Making friends at an older age can be much harder. Pubs in London are very different to those in a nice country town.

Also tou say you have savings. They are not your savings, they are savings of the marriage. He is entitled to 50% of it.

Medexpert · 17/11/2025 07:24

He sounds controlling
Yet he had no issue with OP going away for a week without him. Not the behaviour of a controlling person.

CaptainMyCaptain · 17/11/2025 07:24

orangewasp · 17/11/2025 03:14

Either divorce and leave or just start getting out and doing things without him. Maybe begin by booking a solo trip to London for a few days to see how thst feels?

I was going to suggest something like this as an alternative. Can you live as companions but just do your own thing? If you can easily leave, though, do that.

Justgorgeous · 17/11/2025 07:25

randoname · 17/11/2025 03:06

Could you afford to?
I’m happily married and usually believe that marriages, at least once there are children, should be sustained bar abuse. But your lovely week sounds so normal, you’re not asking for the moon.

Wow - please don’t psss this on to your children. Set your bar higher.

Namechange822 · 17/11/2025 07:26

I agree with the pp who are saying that it doesn’t have to be divorce or live the same way forever.

I’d start by playing the music I want, when I want. If he dislikes it, that’s fine, he’s welcome to dislike it.

Id also say something every time he comments on DS’s girlfriend’s clothes. So, if he says he doesn’t like short shorts then you can say back to him “lucky she isn’t trying to force you to wear them then”.

Id book a couple of weeks in London in an Airbnb. Go and see your kids, hang out with them, go to the theatre etc. If you enjoy it, book again for the following month.

Basically, live your life how you want to, and let DH live his how he wants to and see how that goes. Before you think about separation or divorce.

Globules · 17/11/2025 07:26

I saw this on FB recently.

I can't comment on your decision and your life, but the grass isn't always greener and you may be swapping what you currently have for a different set of issues.

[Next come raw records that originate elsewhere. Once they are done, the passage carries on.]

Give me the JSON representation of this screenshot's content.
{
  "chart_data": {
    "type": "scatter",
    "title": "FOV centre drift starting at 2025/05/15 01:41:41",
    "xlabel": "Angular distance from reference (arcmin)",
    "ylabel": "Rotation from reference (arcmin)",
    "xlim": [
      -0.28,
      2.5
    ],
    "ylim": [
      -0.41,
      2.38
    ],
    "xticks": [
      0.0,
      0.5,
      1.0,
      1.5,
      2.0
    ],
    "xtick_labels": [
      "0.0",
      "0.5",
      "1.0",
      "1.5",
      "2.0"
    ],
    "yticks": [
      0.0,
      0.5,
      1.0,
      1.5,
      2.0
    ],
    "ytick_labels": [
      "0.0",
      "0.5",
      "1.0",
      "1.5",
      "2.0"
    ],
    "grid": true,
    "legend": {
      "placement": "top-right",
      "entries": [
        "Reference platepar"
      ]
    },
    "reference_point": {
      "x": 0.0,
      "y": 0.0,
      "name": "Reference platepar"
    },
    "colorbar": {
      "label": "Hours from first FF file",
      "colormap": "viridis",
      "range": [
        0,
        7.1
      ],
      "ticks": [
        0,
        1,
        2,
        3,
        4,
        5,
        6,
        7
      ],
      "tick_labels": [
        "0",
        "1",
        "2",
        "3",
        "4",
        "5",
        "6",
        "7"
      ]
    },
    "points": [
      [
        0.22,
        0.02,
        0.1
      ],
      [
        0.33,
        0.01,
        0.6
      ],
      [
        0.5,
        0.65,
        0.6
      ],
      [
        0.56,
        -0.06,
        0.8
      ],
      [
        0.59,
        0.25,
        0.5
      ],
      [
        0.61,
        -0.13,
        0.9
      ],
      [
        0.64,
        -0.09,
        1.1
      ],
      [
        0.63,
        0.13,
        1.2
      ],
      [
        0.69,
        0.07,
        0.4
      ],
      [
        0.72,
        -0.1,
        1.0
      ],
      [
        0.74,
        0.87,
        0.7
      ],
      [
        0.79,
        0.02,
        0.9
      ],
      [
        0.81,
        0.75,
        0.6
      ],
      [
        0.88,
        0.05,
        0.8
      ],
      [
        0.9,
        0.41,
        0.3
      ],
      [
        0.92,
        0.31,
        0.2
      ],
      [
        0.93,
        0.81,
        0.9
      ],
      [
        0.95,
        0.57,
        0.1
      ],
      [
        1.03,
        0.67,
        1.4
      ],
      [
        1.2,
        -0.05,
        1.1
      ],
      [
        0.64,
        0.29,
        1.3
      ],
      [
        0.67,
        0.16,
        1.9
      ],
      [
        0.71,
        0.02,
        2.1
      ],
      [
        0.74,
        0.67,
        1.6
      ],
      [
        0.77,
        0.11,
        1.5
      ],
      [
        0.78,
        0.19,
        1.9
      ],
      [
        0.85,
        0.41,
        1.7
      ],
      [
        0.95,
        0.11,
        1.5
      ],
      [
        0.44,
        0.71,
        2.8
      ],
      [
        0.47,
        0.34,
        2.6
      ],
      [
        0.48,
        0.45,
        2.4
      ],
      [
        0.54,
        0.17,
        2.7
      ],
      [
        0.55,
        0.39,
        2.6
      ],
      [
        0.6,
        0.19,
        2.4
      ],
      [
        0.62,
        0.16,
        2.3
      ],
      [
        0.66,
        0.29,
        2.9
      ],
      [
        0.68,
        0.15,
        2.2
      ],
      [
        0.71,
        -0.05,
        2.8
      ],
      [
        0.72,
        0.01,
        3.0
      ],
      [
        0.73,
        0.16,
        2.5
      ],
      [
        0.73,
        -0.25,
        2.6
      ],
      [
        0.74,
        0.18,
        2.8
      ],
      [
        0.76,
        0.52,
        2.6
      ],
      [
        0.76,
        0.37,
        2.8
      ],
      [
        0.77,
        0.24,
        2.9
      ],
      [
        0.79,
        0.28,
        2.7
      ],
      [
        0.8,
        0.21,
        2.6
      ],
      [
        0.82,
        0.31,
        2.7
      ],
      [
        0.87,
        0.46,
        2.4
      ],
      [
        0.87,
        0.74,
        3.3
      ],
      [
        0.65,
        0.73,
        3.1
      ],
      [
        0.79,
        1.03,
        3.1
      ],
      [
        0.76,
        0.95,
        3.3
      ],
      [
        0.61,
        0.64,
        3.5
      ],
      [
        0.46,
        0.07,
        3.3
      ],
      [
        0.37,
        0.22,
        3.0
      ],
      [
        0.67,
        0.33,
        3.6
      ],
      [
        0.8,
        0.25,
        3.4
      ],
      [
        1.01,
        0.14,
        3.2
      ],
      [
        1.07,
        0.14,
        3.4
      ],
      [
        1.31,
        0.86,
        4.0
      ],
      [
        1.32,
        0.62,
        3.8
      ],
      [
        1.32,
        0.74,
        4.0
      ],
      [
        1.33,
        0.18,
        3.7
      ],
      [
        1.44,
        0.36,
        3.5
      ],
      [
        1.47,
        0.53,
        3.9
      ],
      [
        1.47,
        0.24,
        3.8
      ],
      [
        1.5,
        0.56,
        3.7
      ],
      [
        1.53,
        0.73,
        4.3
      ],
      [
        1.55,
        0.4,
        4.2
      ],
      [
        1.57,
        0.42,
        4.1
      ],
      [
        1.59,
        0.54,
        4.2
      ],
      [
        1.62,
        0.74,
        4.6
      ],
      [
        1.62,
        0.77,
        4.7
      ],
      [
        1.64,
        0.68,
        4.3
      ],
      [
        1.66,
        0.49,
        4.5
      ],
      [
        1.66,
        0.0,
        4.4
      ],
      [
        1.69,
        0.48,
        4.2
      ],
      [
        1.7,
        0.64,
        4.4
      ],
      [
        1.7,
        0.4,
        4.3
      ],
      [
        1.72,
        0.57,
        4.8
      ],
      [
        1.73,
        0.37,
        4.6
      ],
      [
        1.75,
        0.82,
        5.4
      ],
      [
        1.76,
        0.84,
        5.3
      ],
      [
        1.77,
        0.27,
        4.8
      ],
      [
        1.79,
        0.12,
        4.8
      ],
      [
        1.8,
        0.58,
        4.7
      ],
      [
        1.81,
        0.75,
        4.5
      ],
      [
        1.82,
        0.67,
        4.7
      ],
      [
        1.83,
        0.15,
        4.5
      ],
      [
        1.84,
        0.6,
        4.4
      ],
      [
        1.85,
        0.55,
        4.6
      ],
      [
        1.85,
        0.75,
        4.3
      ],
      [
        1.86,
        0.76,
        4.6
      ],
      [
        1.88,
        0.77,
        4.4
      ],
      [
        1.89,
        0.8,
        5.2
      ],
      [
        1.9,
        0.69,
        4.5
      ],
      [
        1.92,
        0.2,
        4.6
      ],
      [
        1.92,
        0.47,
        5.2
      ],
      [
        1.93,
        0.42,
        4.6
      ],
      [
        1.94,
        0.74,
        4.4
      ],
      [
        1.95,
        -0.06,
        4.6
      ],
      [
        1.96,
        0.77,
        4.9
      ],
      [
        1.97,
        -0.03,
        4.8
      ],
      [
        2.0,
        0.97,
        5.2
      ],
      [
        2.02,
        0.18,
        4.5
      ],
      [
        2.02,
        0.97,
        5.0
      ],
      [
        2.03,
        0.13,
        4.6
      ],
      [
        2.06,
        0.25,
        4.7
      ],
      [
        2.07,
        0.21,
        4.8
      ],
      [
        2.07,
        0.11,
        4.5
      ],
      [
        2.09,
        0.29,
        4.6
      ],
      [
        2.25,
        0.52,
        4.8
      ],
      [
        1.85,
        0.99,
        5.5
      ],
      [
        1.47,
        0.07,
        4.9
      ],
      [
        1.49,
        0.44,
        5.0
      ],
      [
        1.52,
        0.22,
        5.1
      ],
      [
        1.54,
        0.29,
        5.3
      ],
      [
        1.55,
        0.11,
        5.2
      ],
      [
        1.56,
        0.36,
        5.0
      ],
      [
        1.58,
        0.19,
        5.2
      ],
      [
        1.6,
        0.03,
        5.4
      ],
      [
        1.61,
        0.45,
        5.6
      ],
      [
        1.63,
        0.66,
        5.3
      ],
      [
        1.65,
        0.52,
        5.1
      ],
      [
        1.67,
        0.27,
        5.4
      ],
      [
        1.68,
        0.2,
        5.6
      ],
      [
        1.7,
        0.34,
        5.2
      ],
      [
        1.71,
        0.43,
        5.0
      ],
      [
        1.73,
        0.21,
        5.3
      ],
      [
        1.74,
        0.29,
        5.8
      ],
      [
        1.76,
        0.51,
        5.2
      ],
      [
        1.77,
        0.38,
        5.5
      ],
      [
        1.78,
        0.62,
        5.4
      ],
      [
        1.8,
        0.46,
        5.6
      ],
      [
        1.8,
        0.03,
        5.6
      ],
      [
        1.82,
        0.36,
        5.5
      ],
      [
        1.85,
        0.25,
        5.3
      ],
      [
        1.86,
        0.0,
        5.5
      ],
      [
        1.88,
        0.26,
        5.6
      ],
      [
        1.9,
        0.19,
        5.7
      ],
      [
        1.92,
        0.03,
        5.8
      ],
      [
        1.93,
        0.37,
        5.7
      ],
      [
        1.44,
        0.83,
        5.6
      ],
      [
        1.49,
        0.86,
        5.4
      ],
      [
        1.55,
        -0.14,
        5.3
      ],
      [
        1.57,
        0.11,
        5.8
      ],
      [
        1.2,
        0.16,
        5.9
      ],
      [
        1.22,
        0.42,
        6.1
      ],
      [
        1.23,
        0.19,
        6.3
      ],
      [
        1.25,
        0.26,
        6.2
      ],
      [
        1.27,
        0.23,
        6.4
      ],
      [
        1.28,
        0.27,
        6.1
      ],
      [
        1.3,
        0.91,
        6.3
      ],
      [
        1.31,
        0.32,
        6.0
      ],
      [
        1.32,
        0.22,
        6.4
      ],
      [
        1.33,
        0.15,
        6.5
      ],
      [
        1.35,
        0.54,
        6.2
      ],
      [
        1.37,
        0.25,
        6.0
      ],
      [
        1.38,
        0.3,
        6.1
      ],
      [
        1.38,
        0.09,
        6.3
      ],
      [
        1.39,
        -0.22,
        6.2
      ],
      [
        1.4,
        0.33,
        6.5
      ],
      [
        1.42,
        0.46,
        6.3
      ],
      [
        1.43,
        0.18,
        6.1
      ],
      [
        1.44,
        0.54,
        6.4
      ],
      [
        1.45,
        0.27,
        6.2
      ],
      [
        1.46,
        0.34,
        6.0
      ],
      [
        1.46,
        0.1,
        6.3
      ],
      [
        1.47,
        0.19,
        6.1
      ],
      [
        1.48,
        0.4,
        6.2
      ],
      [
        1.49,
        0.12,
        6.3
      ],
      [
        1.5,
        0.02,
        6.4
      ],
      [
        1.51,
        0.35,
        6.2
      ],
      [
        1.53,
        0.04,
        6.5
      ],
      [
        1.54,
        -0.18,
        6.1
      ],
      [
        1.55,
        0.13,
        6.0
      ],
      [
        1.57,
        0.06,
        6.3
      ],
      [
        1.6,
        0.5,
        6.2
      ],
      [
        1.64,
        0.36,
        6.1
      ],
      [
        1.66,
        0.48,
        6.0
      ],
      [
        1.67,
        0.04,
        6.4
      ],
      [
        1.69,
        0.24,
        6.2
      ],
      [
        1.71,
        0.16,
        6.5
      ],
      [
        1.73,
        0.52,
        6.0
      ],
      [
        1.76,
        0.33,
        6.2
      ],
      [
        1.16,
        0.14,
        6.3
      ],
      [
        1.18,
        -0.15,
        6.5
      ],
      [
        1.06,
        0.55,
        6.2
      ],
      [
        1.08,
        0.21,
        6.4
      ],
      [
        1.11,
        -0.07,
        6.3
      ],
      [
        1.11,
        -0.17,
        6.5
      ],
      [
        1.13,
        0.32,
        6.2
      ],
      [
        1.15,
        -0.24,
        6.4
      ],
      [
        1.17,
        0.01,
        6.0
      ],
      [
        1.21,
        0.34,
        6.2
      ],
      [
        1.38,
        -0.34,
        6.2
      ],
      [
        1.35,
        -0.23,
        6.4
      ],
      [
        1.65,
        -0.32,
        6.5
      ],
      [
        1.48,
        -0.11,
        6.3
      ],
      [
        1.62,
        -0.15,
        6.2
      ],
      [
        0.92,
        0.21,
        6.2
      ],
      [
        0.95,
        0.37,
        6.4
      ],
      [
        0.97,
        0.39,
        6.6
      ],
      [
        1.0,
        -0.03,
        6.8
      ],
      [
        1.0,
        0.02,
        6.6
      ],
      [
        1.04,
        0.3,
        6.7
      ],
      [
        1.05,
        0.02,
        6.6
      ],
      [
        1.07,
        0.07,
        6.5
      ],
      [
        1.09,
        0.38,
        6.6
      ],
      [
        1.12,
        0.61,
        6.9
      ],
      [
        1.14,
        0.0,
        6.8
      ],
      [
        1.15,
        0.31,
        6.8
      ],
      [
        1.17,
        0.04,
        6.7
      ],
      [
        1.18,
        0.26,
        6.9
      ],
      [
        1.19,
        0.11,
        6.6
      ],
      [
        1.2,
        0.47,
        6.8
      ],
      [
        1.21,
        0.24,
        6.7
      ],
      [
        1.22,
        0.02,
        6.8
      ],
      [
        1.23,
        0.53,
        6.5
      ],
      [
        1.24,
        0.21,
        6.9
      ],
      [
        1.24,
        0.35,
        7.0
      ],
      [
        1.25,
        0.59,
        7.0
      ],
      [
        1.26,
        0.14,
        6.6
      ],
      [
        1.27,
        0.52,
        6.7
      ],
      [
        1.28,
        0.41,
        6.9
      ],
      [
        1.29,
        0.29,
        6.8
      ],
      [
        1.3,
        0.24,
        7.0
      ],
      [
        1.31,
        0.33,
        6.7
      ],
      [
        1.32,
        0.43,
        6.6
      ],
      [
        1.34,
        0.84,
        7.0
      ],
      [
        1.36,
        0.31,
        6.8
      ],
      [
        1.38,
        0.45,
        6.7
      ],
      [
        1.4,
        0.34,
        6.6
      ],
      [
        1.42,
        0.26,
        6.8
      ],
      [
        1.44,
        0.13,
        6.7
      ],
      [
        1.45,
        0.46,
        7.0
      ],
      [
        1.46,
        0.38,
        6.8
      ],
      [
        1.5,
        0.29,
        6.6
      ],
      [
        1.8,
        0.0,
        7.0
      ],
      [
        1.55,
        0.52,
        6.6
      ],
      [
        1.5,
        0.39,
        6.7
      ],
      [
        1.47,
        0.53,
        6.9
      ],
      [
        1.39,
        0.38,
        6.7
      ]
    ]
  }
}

I think a very honest conversation about moving to a location with a bit of life about it would be a great start. I live in a town of 80k people, but there's something going on every night and weekend. It's always buzzing with life. London might feel too different to OH than where you are now.

All the best with this.

Lovely week away, now I’m questioning my marriage
Lovely week away, now I’m questioning my marriage
bigboykitty · 17/11/2025 07:27

Medexpert · 17/11/2025 07:24

He sounds controlling
Yet he had no issue with OP going away for a week without him. Not the behaviour of a controlling person.

How do you know?

Whyherewego · 17/11/2025 07:27

My dmum has a sort of cohabiting arrangement with my step dad. They decided not to split up but have separate bedrooms and separate hobbies and interests. They eat usually 1 meal a day together and get on fairly well as sort of housemates. If Im honest I was pretty against the arrangements at the start but it does work well for them, and if one is ill or whatever the other does help out. And now that they re much older I'm kind of glad really.
Could this sort of thing work for you? You could establish a bit of the life you want to lead without having to divorce immediately if nothing else

GeorgeMichaelsCat · 17/11/2025 07:32

SpidersAreShitheads · 17/11/2025 03:26

I would say there’s possibly an element of the grass appearing to be greener OP.

Museums, trips to the pub, chatting to strangers etc can all enrich your life undoubtedly. But depending on your personality, you may also find it a bit lonely once the novelty wears off.

I’m not suggesting you revert back to how you were living before but I do think it’s a more complex decision than it may initially appear.

Maybe some time apart from your DH is needed before you make a decision. You say there’s no mortgage or savings so could you finance maybe a couple of months in an Air BnB near your children? That would give you and your DH a proper feel for what life would be like apart. Maybe it will be the kick up the bum he needs to consider your needs, maybe you’ll miss him more than you expected, or maybe it will confirm that it’s the right move for you.

Completely agree with this

HighLadyofTheNightCourt · 17/11/2025 07:32

He tries to police what his son’s girlfriend wears? How does that manifest itself?